Leonora n'est désormais plus une référence pour les producteurs. L'actrice déchue va alors se tourner vers la télévision, son dernier espoir pour relancer une carrière au point mort. Elle apparait dans le téléfilm de Sergio Sollima I ragazzi di celluloide, dans la série en trois parties Dei mei bollenti spiriti avec Franca Stoppi qui un temps fut son amie depuis leur rencontre sur le tournage de Bestialita. Mais une fois de plus ce sont deux échecs qui minent encore plus la pauvre Leonora.
En 1986 lasse, désenchantée, Leonora Fani fait ses adieux à l'écran et même ses adieux tout court. L'ex-femme-enfant du cinéma italien a voulu disparaître totalement et quitter définitivement le monde public en se retirant incognito quelque part en Italie. Les seules informations plutôt vagues qu'on a d'elle aujourd'hui proviennent de sa soeur Giuseppina. Eleonora a aujourd'hui une nouvelle vie, elle est entrepreneur.
Cruellement déçue par son parcours cinématographique qui ne lui a pas offert ce dont elle rêvait depuis son adolescence, la belle Eleonora s'en est trouvée blessée au plus profond de son âme.
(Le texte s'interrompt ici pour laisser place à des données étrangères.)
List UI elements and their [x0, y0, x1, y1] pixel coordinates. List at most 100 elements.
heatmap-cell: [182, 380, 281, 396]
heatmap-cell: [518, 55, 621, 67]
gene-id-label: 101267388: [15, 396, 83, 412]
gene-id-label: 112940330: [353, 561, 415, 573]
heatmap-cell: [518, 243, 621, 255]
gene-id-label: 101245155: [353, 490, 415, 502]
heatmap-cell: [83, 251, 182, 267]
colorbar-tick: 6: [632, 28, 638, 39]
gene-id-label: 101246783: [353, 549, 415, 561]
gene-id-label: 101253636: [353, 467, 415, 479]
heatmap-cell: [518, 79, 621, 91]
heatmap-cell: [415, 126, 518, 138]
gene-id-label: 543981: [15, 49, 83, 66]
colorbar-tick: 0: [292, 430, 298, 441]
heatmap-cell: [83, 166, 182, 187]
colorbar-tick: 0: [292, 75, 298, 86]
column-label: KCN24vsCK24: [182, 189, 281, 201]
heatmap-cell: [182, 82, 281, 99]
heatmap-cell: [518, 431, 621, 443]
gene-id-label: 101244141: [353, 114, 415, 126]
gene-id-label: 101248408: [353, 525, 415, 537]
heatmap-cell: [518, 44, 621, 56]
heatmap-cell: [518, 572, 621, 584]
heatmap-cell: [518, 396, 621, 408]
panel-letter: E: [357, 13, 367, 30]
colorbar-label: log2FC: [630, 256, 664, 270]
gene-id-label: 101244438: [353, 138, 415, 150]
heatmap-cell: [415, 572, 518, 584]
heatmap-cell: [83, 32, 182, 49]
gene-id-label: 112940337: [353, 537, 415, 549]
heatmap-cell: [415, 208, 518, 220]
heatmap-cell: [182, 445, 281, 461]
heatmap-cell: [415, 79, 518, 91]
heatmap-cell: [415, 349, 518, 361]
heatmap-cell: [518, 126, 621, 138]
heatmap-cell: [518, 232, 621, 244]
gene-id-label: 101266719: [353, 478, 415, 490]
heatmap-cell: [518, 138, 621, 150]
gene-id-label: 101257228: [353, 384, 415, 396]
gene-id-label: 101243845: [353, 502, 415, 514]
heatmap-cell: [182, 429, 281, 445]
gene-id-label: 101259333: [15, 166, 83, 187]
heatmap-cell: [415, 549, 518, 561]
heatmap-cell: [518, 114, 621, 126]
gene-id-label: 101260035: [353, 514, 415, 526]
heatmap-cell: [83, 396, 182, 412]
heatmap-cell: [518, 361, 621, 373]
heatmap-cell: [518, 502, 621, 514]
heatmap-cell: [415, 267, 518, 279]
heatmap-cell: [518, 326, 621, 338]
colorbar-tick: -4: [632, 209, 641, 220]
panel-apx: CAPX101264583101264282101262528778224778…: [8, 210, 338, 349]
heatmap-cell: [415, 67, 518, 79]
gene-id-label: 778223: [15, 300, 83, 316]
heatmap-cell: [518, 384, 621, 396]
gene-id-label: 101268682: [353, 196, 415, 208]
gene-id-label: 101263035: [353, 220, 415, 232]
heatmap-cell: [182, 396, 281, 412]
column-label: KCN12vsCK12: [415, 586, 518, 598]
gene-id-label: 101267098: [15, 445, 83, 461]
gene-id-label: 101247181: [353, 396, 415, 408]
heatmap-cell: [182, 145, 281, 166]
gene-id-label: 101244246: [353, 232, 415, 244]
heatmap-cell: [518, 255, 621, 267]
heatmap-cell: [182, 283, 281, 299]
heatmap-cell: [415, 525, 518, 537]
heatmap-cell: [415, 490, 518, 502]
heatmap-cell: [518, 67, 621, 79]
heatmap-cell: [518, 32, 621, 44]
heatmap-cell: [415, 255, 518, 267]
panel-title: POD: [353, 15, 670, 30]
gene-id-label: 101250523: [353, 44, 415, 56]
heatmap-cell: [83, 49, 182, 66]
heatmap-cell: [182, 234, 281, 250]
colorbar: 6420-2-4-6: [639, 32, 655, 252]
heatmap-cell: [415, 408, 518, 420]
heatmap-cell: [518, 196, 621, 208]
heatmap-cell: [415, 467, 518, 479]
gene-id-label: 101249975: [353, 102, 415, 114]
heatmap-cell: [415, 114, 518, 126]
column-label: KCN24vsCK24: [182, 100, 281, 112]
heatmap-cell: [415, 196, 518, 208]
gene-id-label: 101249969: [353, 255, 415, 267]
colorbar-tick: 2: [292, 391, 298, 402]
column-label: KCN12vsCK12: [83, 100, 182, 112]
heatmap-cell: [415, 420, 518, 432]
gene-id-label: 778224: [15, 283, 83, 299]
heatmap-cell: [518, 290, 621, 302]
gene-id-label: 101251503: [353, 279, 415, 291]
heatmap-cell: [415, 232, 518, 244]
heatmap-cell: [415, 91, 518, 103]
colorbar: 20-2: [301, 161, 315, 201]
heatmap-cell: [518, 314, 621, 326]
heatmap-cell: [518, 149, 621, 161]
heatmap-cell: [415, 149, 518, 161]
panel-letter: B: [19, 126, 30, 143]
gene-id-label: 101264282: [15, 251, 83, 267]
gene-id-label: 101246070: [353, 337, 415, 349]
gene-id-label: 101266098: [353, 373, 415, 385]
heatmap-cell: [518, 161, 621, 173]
Même si d'un commun accord tous les cinéastes et comédiens qui ont eu la chance de tourner avec elle gardent d'Eleonora le souvenir d'une jeune femme travailleuse, douée, attachante, particulièrement sympathique mais timide et introvertie, elle ne souhaite aujourd'hui ni parler ni se remémorer son passé. Quoiqu'il en soit pour notre part, on se souviendra encore longtemps d'elle, de ce visage candide au regard à la fois doux et sauvage qui a tant su nous charmer tout au long d'une carrière qu'on aurait aimé beaucoup plus étoffée.